Storing it along with the array of floats that are used as an intermediary for converting to/from avx registers seems to cut down CPU usage while streaming audio in my implementation by roughly 50%. As opposed to reallocating the array for every function call.
---
 include/dpp/discordvoiceclient.h |  6 ++++++
 include/dpp/isa/avx.h            | 29 +++++++++--------------------
 include/dpp/isa/avx2.h           | 29 +++++++++--------------------
 include/dpp/isa/avx512.h         | 27 ++++++++-------------------
 src/dpp/discordvoiceclient.cpp   | 21 ++++++++++++---------
 5 files changed, 44 insertions(+), 68 deletions(-)
diff --git a/include/dpp/discordvoiceclient.h b/include/dpp/discordvoiceclient.h
index b9d6d51637..192b221830 100644
--- a/include/dpp/discordvoiceclient.h
+++ b/include/dpp/discordvoiceclient.h
@@ -38,6 +38,7 @@
 #include <dpp/dispatcher.h>
 #include <dpp/cluster.h>
 #include <dpp/discordevents.h>
+#include <dpp/isa_detection.h>
 #include <dpp/socket.h>
 #include <queue>
 #include <thread>
@@ -139,6 +140,11 @@ class DPP_EXPORT discord_voice_client : public websocket_client
 	 */
 	time_t connect_time;
 
+	/*
+	* @brief For mixing outgoing voice data.
+	*/
+	audio_mixer mixer;
+
 	/**
 	 * @brief IP of UDP/RTP endpoint
 	 */
diff --git a/include/dpp/isa/avx.h b/include/dpp/isa/avx.h
index 1ba794d712..1700ca7808 100644
--- a/include/dpp/isa/avx.h
+++ b/include/dpp/isa/avx.h
@@ -49,7 +49,7 @@ namespace dpp {
 		 * @param current_gain The gain to be applied to the elements.
 		 * @param increment The increment value to be added to each element.
 		 */
-		inline static void collect_single_register(int32_t* data_in, int16_t* data_out, float current_gain, float increment) {
+		inline void collect_single_register(int32_t* data_in, int16_t* data_out, float current_gain, float increment) {
 			avx_float current_samples_new{ _mm_mul_ps(gather_values(data_in),
 				_mm_add_ps(_mm_set1_ps(current_gain), _mm_mul_ps(_mm_set1_ps(increment), _mm_set_ps(0.0f, 1.0f, 2.0f, 3.0f)))) };
 
@@ -67,12 +67,13 @@ namespace dpp {
 		 * @param up_sampled_vector Pointer to the array of int32_t values.

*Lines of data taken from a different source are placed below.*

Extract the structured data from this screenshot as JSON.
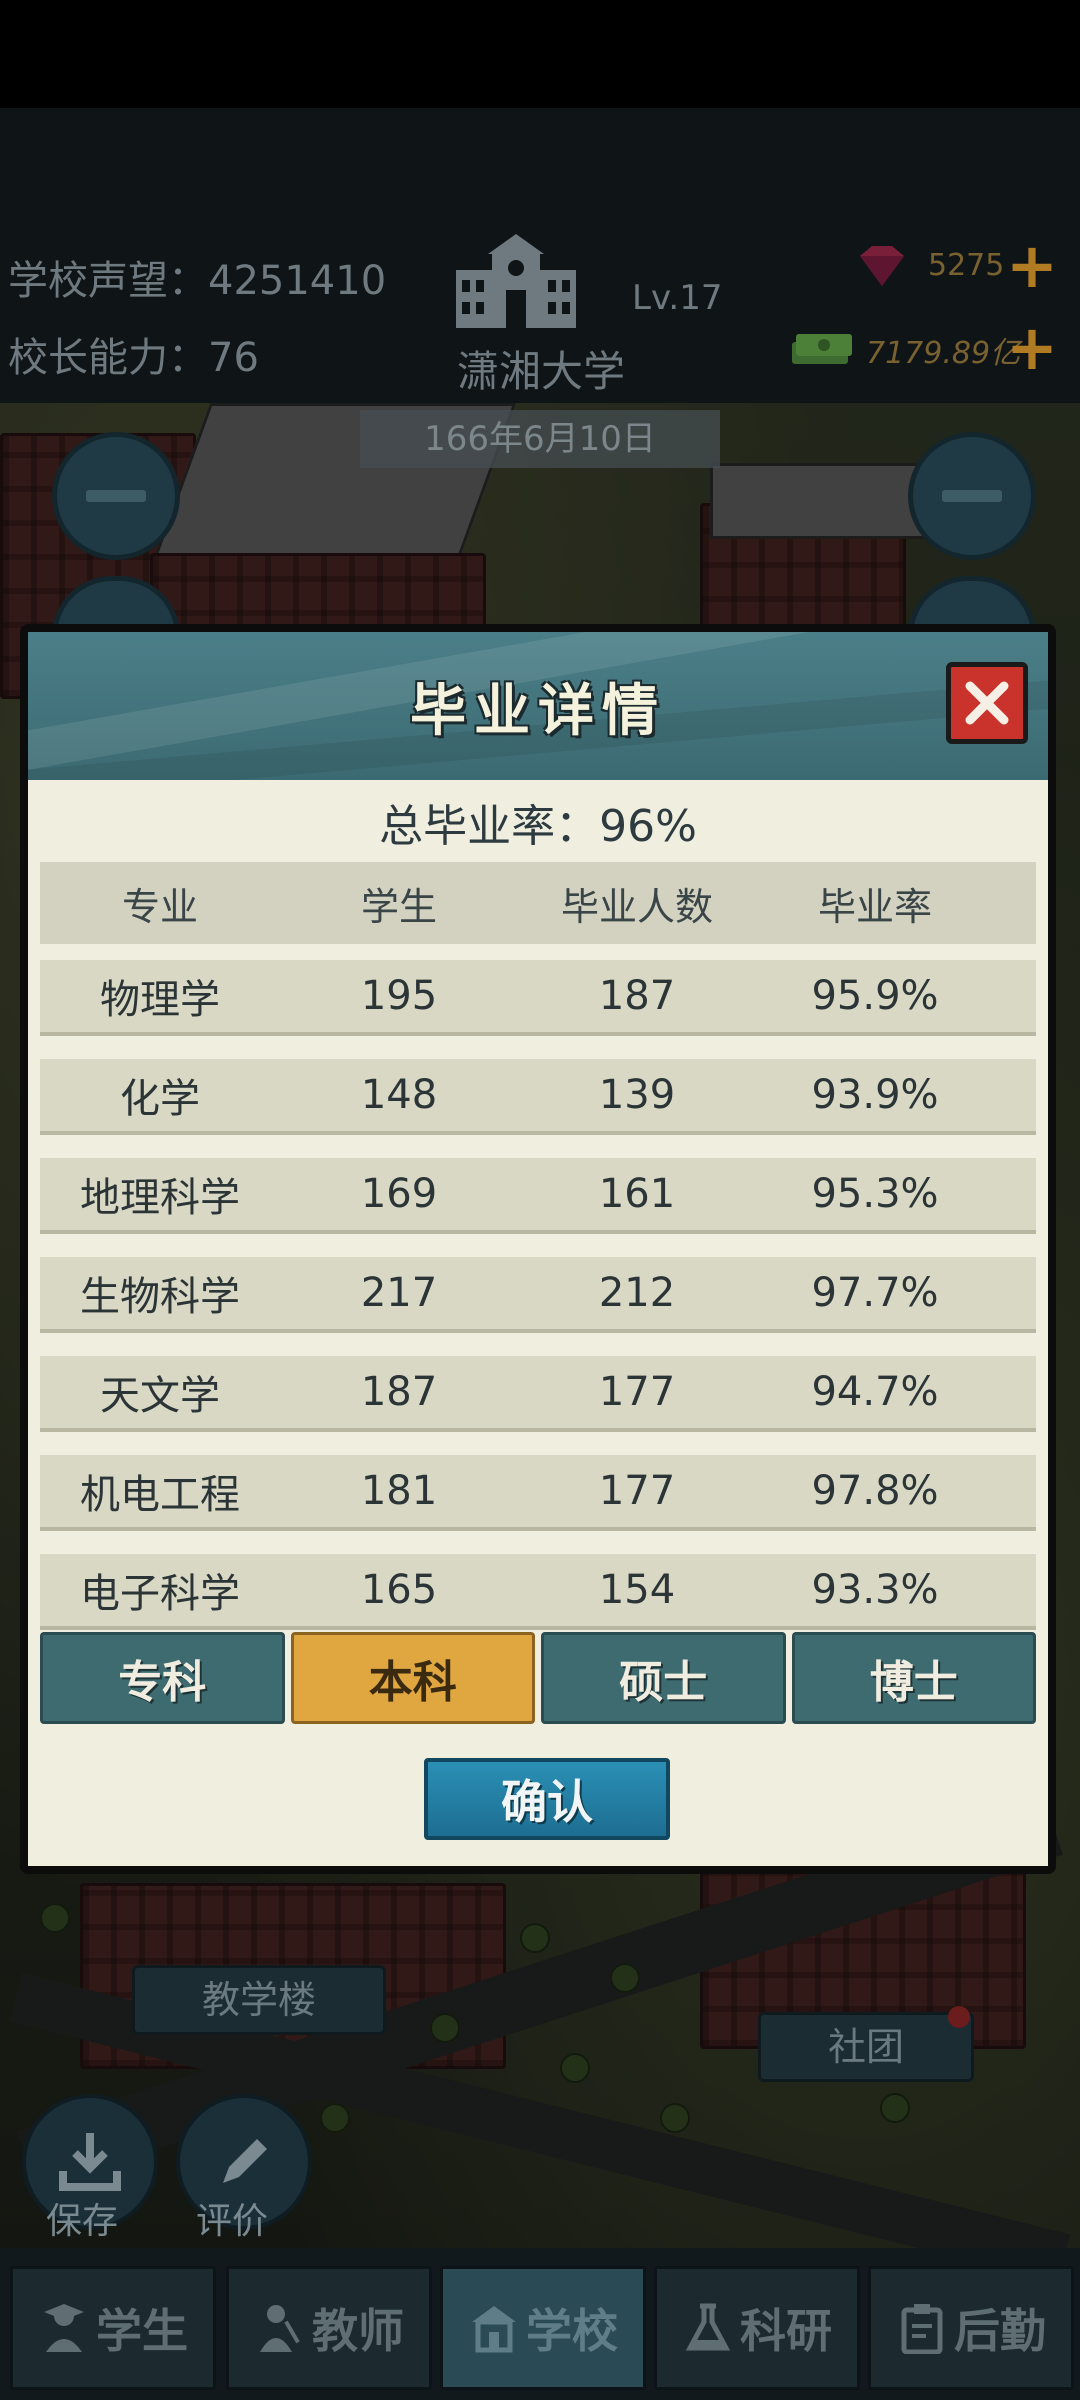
{
  "hud": {
    "prestige": "学校声望：4251410",
    "ability": "校长能力：76",
    "level": "Lv.17",
    "school_name": "潇湘大学",
    "date": "166年6月10日",
    "gems": "5275",
    "money": "7179.89亿"
  },
  "map": {
    "teaching_building": "教学楼",
    "club": "社团",
    "save": "保存",
    "rate": "评价"
  },
  "modal": {
    "title": "毕业详情",
    "total_rate": "总毕业率：96%",
    "headers": [
      "专业",
      "学生",
      "毕业人数",
      "毕业率"
    ],
    "rows": [
      [
        "物理学",
        "195",
        "187",
        "95.9%"
      ],
      [
        "化学",
        "148",
        "139",
        "93.9%"
      ],
      [
        "地理科学",
        "169",
        "161",
        "95.3%"
      ],
      [
        "生物科学",
        "217",
        "212",
        "97.7%"
      ],
      [
        "天文学",
        "187",
        "177",
        "94.7%"
      ],
      [
        "机电工程",
        "181",
        "177",
        "97.8%"
      ],
      [
        "电子科学",
        "165",
        "154",
        "93.3%"
      ]
    ],
    "degree_tabs": [
      "专科",
      "本科",
      "硕士",
      "博士"
    ],
    "active_tab": "本科",
    "confirm": "确认"
  },
  "tabbar": {
    "tabs": [
      "学生",
      "教师",
      "学校",
      "科研",
      "后勤"
    ],
    "active": "学校"
  },
  "colors": {
    "modal_header": "#3c6a72",
    "active_tab": "#e0a640",
    "confirm": "#2b8fb5",
    "close": "#c9332b"
  }
}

 		 * @param decoded_data Pointer to the array of int16_t values.
 		 */
-		inline static void combine_samples(int32_t* up_sampled_vector, const int16_t* decoded_data) {
+		inline void combine_samples(int32_t* up_sampled_vector, const int16_t* decoded_data) {
 			auto newValues{ _mm_add_ps(gather_values(up_sampled_vector), gather_values(decoded_data)) };
 			store_values(newValues, up_sampled_vector);
 		}
 
 	protected:
+		alignas(16) float values[byte_blocks_per_register]{};///< Array for storing the values to be loaded/stored.
 
 		/**
 		 * @brief Stores values from a 128-bit AVX vector to a storage location.
@@ -80,9 +81,10 @@ namespace dpp {
 		 * @param values_to_store The 128-bit AVX vector containing values to store.
 		 * @param storage_location Pointer to the storage location.
 		 */
-		template<typename value_type> inline static void store_values(const avx_float& values_to_store, value_type* storage_location) {
+		template<typename value_type> inline void store_values(const avx_float& values_to_store, value_type* storage_location) {
+			_mm_store_ps(values, values_to_store);
 			for (int64_t x = 0; x < byte_blocks_per_register; ++x) {
-				storage_location[x] = static_cast<value_type>(extract_float_from_avx(values_to_store, x));
+				storage_location[x] = static_cast<value_type>(values[x]);
 			}
 		}
 
@@ -92,24 +94,11 @@ namespace dpp {
 		 * @tparam Indices Parameter pack of indices for gathering values.
 		 * @return An AVX register containing gathered values.
 		 */
-		template<typename value_type> inline static avx_float gather_values(value_type* values) {
-			alignas(16) float new_array[byte_blocks_per_register]{};
+		template<typename value_type> inline avx_float gather_values(value_type* values_new) {
 			for (uint64_t x = 0; x < byte_blocks_per_register; ++x) {
-				new_array[x] = static_cast<float>(values[x]);
+				values[x] = static_cast<float>(values_new[x]);
 			}
-			return _mm_load_ps(new_array);
-		}
-
-		/**
-		 * @brief Extracts a 32-bit integer from a 128-bit AVX register.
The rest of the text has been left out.